Сидел и думал - сейчас войдёт она (не сомневался, что это будет существо женского пола), и нарушит его комфортное состояние. Не может не войти, не может не нарушить - уж слишком хорошо он сидел, вольготно вытянув усталые длани...
Интуиция его не подвела.
Немезида явилась в вагон ... -
и была Немезида в образе шустрой старушки с подобающей в таких случаях сумкой на колесиках.
Всё вокруг зияло пустотами, как подсолнечный диск после налёта дружной воробьиной стаи, но она выбрала место напротив него. Утвердила коляску тет-а-тет, впритирку к его ногам, уселась поудобней и только потом с милой улыбкой на устах вежливо вопросила:
- Не помешаю, надеюсь?
- Ну, что вы, что вы, как можно-с, - столь же улыбчиво ответил он. - Вы даже не думайте о доставленном мне неудобстве. Более того, дабы не нарушать вашего покоя во время следования нашей замечательной электрички, я передислоцируюсь на какое-нибудь иное место. С вашего разрешения, разумеется.
- Уж будьте любезны, - молвила на редкость вежливая старушка.
И тогда он встал и перебрался на другое место - одно из тех, что присмотрел на всякий случай.
Свободных мест оставалось много.
"Выбор есть", - подумал он и тут же вспомнил одну историю, которая произошла в начале девяностых годов, когда полки магазинов словно из рога изобилия заполонили импортные товары. Отечественные - смахнула невидимая рука, высыпав эти, расцвеченные красочными этикетками.
Одна из сотрудниц, Лилечка, решила сделать ремонт в своей малогабаритной квартире. Небольшой ремонтик, косметический. "Комнатку освежить", - пояснила Лилечка.
- Хочу купить кое-что, - сказала она и отпросилась с работы. - Всего на часок - одна нога здесь, другая там. Это рядом.

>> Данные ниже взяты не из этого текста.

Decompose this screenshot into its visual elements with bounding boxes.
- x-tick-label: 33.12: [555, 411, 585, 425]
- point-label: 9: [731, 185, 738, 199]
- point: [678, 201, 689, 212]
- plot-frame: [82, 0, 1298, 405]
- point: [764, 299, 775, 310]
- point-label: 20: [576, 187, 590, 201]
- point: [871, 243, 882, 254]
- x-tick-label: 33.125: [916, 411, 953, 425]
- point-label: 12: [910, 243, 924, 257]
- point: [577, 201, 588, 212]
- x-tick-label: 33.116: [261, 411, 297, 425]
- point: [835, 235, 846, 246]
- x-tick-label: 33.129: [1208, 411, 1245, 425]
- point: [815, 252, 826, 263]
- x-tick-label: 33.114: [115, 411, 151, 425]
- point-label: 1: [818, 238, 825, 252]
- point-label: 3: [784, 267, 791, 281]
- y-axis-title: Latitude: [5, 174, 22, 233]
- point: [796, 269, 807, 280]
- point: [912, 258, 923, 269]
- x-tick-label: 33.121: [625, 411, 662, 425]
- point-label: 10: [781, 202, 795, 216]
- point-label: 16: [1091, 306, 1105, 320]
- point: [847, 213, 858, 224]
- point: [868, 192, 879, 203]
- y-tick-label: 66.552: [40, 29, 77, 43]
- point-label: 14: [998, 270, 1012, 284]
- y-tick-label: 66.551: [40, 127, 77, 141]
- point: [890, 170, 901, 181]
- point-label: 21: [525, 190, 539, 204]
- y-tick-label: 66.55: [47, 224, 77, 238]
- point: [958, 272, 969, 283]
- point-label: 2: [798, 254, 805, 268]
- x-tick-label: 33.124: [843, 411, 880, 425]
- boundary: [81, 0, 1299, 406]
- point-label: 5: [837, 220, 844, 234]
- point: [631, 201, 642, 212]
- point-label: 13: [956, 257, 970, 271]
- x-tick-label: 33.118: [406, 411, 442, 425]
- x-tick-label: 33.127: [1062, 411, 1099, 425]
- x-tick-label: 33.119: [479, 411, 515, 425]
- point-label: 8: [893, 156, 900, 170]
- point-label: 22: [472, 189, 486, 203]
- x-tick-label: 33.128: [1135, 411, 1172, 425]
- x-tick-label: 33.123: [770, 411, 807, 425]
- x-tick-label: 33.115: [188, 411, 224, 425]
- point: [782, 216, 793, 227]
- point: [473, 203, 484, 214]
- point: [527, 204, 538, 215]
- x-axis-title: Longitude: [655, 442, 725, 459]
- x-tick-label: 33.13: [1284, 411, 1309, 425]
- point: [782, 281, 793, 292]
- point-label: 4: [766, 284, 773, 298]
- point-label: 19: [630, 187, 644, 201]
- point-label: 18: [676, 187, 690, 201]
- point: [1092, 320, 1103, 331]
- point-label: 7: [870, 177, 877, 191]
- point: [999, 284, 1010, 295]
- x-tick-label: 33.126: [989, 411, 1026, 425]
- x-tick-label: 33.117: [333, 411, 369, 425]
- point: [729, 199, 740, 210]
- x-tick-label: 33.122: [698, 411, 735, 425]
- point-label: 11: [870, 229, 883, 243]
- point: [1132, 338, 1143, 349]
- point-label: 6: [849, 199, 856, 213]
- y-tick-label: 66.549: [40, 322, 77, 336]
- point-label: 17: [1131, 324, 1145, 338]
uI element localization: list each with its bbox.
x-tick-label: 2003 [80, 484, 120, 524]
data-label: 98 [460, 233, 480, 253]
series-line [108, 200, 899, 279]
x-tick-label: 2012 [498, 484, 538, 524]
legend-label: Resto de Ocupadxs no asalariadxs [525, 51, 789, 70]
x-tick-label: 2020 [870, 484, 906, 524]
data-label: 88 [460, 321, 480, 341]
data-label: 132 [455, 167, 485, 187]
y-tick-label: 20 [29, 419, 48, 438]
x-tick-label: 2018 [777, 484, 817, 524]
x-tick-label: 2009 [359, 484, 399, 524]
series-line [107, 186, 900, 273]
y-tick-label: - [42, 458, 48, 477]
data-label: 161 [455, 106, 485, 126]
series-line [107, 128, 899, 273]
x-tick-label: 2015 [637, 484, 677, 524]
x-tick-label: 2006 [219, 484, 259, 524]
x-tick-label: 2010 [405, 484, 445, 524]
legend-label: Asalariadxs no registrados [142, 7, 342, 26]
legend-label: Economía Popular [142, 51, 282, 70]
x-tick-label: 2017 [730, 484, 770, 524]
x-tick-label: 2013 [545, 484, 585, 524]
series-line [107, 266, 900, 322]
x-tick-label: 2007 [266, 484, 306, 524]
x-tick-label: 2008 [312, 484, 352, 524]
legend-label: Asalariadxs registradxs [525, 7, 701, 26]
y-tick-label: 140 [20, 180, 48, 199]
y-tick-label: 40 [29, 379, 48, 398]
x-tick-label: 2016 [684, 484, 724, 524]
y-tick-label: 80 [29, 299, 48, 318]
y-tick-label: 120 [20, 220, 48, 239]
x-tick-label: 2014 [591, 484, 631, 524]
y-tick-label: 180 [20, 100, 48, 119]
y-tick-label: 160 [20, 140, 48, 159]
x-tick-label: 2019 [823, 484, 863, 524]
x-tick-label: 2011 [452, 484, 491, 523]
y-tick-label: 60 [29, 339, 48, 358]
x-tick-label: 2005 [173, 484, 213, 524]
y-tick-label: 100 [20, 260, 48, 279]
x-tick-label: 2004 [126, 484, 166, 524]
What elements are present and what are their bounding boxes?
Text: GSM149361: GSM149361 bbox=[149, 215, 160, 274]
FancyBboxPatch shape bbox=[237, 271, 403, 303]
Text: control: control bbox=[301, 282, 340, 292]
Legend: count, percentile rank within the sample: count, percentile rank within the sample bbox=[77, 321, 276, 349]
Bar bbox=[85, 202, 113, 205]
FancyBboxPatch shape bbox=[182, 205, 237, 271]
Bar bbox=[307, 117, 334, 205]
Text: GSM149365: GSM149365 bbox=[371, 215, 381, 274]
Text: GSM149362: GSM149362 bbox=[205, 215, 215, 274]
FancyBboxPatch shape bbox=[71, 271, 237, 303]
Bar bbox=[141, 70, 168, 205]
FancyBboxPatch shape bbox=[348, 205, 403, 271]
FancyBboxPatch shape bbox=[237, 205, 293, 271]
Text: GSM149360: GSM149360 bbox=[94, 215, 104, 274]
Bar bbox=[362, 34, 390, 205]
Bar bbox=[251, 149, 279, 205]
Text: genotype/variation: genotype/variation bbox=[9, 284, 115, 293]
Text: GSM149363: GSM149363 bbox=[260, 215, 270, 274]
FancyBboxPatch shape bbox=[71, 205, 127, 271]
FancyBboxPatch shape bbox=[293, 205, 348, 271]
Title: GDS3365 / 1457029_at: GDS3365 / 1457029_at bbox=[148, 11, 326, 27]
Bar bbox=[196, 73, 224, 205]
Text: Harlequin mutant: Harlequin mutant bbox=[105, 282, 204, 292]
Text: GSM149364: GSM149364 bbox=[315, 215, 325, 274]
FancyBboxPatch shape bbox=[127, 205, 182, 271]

Прошёл час, второй, третий...
Лилечка отсутствовала...
Появилась она только в конце рабочего дня - вся в слезах.
- Что, что случилось? Кто тебя обидел?
- Никто, - ответила она и пуще прежнего принялась плакать.
С трудом её удалось успокоить, и, когда это случилось, выяснилось, что она всё это время выбирала обои.
- Каких только расцветок не было, - рассказывала Лилечка. - Голова кругом...
Ходила... смотрела... щупала... приценялась...
Наконец выбрала... -
и тут оказалось, что у них таких обоев всего лишь два рулона! А мне надо восемь!
И Лилечка опять заплакала - навзрыд.
- И какие обои ты присмотрела? - спросил он только для того, чтобы переключить её внимание.
- Обои безутешной вдовы Клико...
- Как?!
- Вдовы Клико, - повторила Лилечка. - Безутешной.
- Это что за название такое?
- Название, как название, - сказала Лилечка. - Там все такие - смотрите...
И она вручила ему отпечатанный на принтере листочек, заменявший по тем временам рекламный проспект, и он с необыкновенным удовольствием прочёл многочисленные названия обоев, среди которых запомнились: тщета утраченных иллюзий, нехоть любовных поползновений, на редкость острая сердечная недостаточность, слёзы усопшей девы Марии, утехи падшей богини Афины, приметы гнетущей молодости, память о семи смертных грехах и лёгкая нега девичьей кожи.
- Как хорошо было раньше, - вздыхая, говорила между тем Лилечка.
- Когда - раньше?
- При социализме. Достанешь что-нибудь из-под полы, втридорога, и радуешься, как дитя, зная, что дефицит.
- А главное - никакого выбора: бери, коли дают, и будь счастлив.
- Ну... - согласилась Лилечка...
На обратном пути он сел в переполненный вагон, с трудом отыскал свободное место, втиснулся меж двух монументальных гражданок, подумал: "В тесноте, да не в обиде" и, довольный до одури, прикрыл очи.